Directed by Charlene Bagcal from a script written by lead actors Ellie Araiza and Jul Kohler, this slow burn of a short Western drama is essentially an interrogation scene. But with richly layered dialogue and finely drawn characters, it becomes a portrait of staying true to what you believe in when faced with danger, especially to protect what you love.
One of the standards of the Western genre is an emphasis on landscape and environment, and this short establishes its genre bona-fides with an impressive set of visuals. Gorgeous cinematography emphasizes the desolate, bare landscape around the two women’s home, and elegant, dynamic camera movements are both captivating and anxious. Beyond being beautifully crafted, the look and feel also emphasize just how remote, isolated and vulnerable the two women are.
Within this landscape, the sheriff arrives, bringing with him a certain tension and edginess. The trio of characters settle in for a friendly chat that is anything but, as the sheriff tries to fish information out of them. Ingrid unravels a dark, somber tale, full of intrigue and death. But as the scene progresses, there’s much more to the story, and the household will stop at nothing to protect it.
“Bury Me Not” pays faithful tribute to the preoccupations and mores of the Western genre, with its themes of justice, morality and power. Westerns have played a role in building up the iconography of traditional Americana, and the film gracefully adds its contribution to iconic gunfights and vigilante justice, rendering its story with cinematic yet intimate panache and making for a tense and suspenseful ending.

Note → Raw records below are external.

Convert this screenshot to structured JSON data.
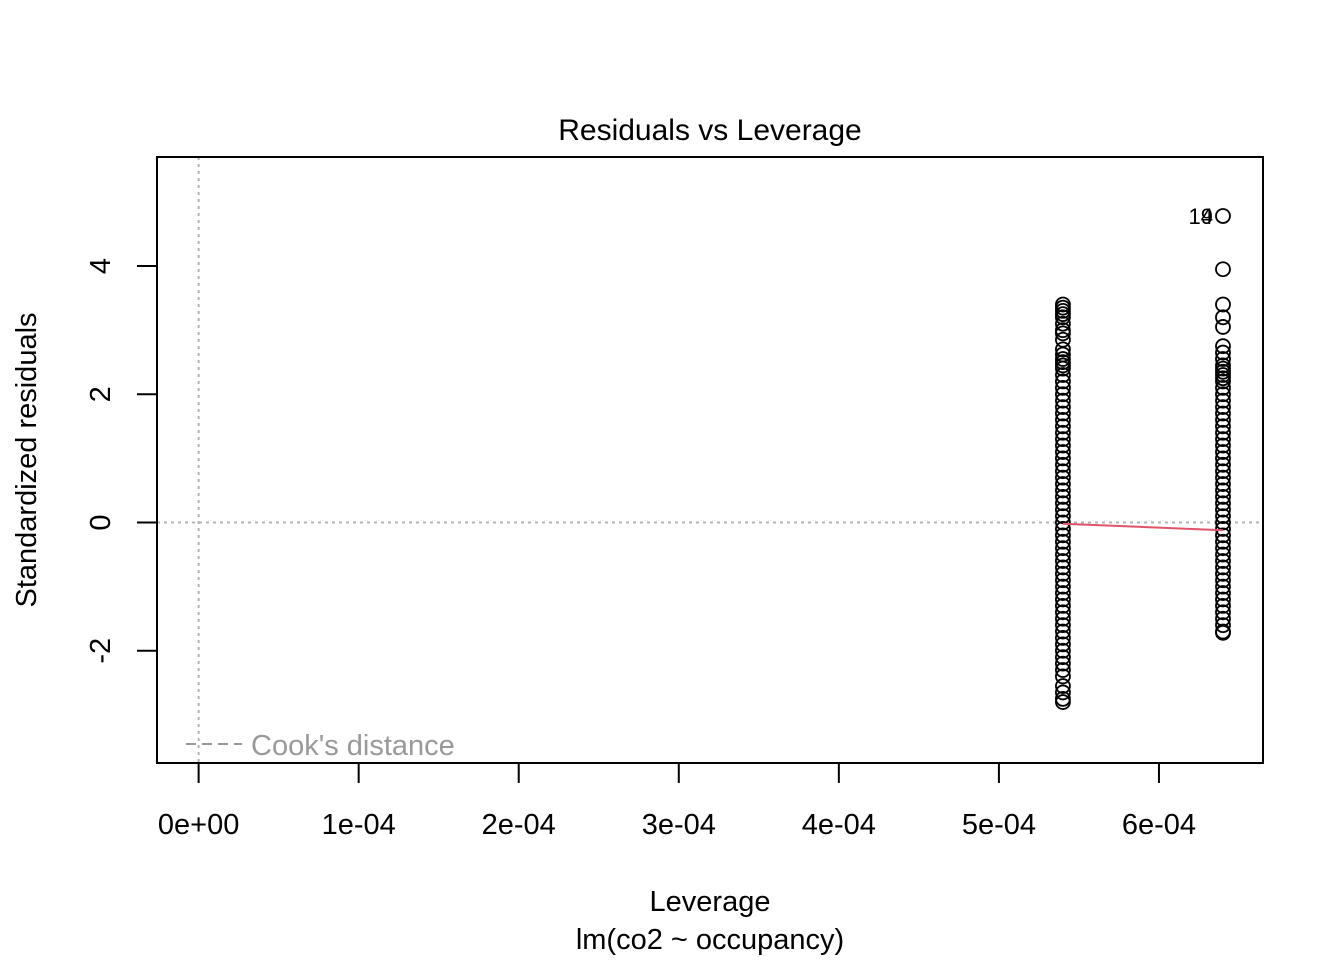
{
  "chart_data": {
    "type": "scatter",
    "title": "Residuals vs Leverage",
    "xlabel": "Leverage",
    "subtitle": "lm(co2 ~ occupancy)",
    "ylabel": "Standardized residuals",
    "xlim": [
      -2.6e-05,
      0.000665
    ],
    "ylim": [
      -3.75,
      5.7
    ],
    "x_ticks": [
      {
        "value": 0,
        "label": "0e+00"
      },
      {
        "value": 0.0001,
        "label": "1e-04"
      },
      {
        "value": 0.0002,
        "label": "2e-04"
      },
      {
        "value": 0.0003,
        "label": "3e-04"
      },
      {
        "value": 0.0004,
        "label": "4e-04"
      },
      {
        "value": 0.0005,
        "label": "5e-04"
      },
      {
        "value": 0.0006,
        "label": "6e-04"
      }
    ],
    "y_ticks": [
      {
        "value": -2,
        "label": "-2"
      },
      {
        "value": 0,
        "label": "0"
      },
      {
        "value": 2,
        "label": "2"
      },
      {
        "value": 4,
        "label": "4"
      }
    ],
    "reference_lines": {
      "h": 0,
      "v": 0,
      "style": "dotted",
      "color": "#b3b3b3"
    },
    "series": [
      {
        "x": 0.00054,
        "y": [
          3.4,
          3.35,
          3.3,
          3.25,
          3.2,
          3.1,
          3.0,
          2.95,
          2.85,
          2.7,
          2.62,
          2.55,
          2.5,
          2.45,
          2.4,
          2.3,
          2.2,
          2.1,
          2.0,
          1.9,
          1.8,
          1.7,
          1.6,
          1.5,
          1.4,
          1.3,
          1.2,
          1.1,
          1.0,
          0.9,
          0.8,
          0.7,
          0.6,
          0.5,
          0.4,
          0.3,
          0.2,
          0.1,
          0.0,
          -0.1,
          -0.2,
          -0.3,
          -0.4,
          -0.5,
          -0.6,
          -0.7,
          -0.8,
          -0.9,
          -1.0,
          -1.1,
          -1.2,
          -1.3,
          -1.4,
          -1.5,
          -1.6,
          -1.7,
          -1.8,
          -1.9,
          -2.0,
          -2.1,
          -2.2,
          -2.3,
          -2.4,
          -2.55,
          -2.65,
          -2.75,
          -2.8
        ]
      },
      {
        "x": 0.00064,
        "y": [
          4.78,
          3.95,
          3.4,
          3.2,
          3.05,
          2.75,
          2.65,
          2.55,
          2.45,
          2.4,
          2.35,
          2.3,
          2.25,
          2.2,
          2.1,
          2.0,
          1.9,
          1.8,
          1.7,
          1.6,
          1.5,
          1.4,
          1.3,
          1.2,
          1.1,
          1.0,
          0.9,
          0.8,
          0.7,
          0.6,
          0.5,
          0.4,
          0.3,
          0.2,
          0.1,
          0.0,
          -0.1,
          -0.2,
          -0.3,
          -0.4,
          -0.5,
          -0.6,
          -0.7,
          -0.8,
          -0.9,
          -1.0,
          -1.1,
          -1.2,
          -1.3,
          -1.4,
          -1.5,
          -1.6,
          -1.7,
          -1.72
        ]
      }
    ],
    "smooth_line": {
      "color": "#df536b",
      "points": [
        [
          0.00054,
          -0.02
        ],
        [
          0.00064,
          -0.12
        ]
      ]
    },
    "annotations": [
      {
        "label": "19",
        "x": 0.00064,
        "y": 4.78
      },
      {
        "label": "4",
        "x": 0.00064,
        "y": 4.78
      }
    ],
    "legend": {
      "position": "bottom-left",
      "label": "Cook's distance",
      "color": "#999999",
      "line_style": "dashed"
    }
  }
}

But by emphasizing the story of the women, “Bury Me Not” also reminds us of those who traditional stories often leave out or relegate to supporting roles. It also makes the case that expanding the cast of characters at the center of Western storytelling can invigorate the time-worn genre. Storytellers can still weave compelling narratives of violence, survival and suspense — but with a fresh perspective, renewed vigor and perhaps even more unexpected twists.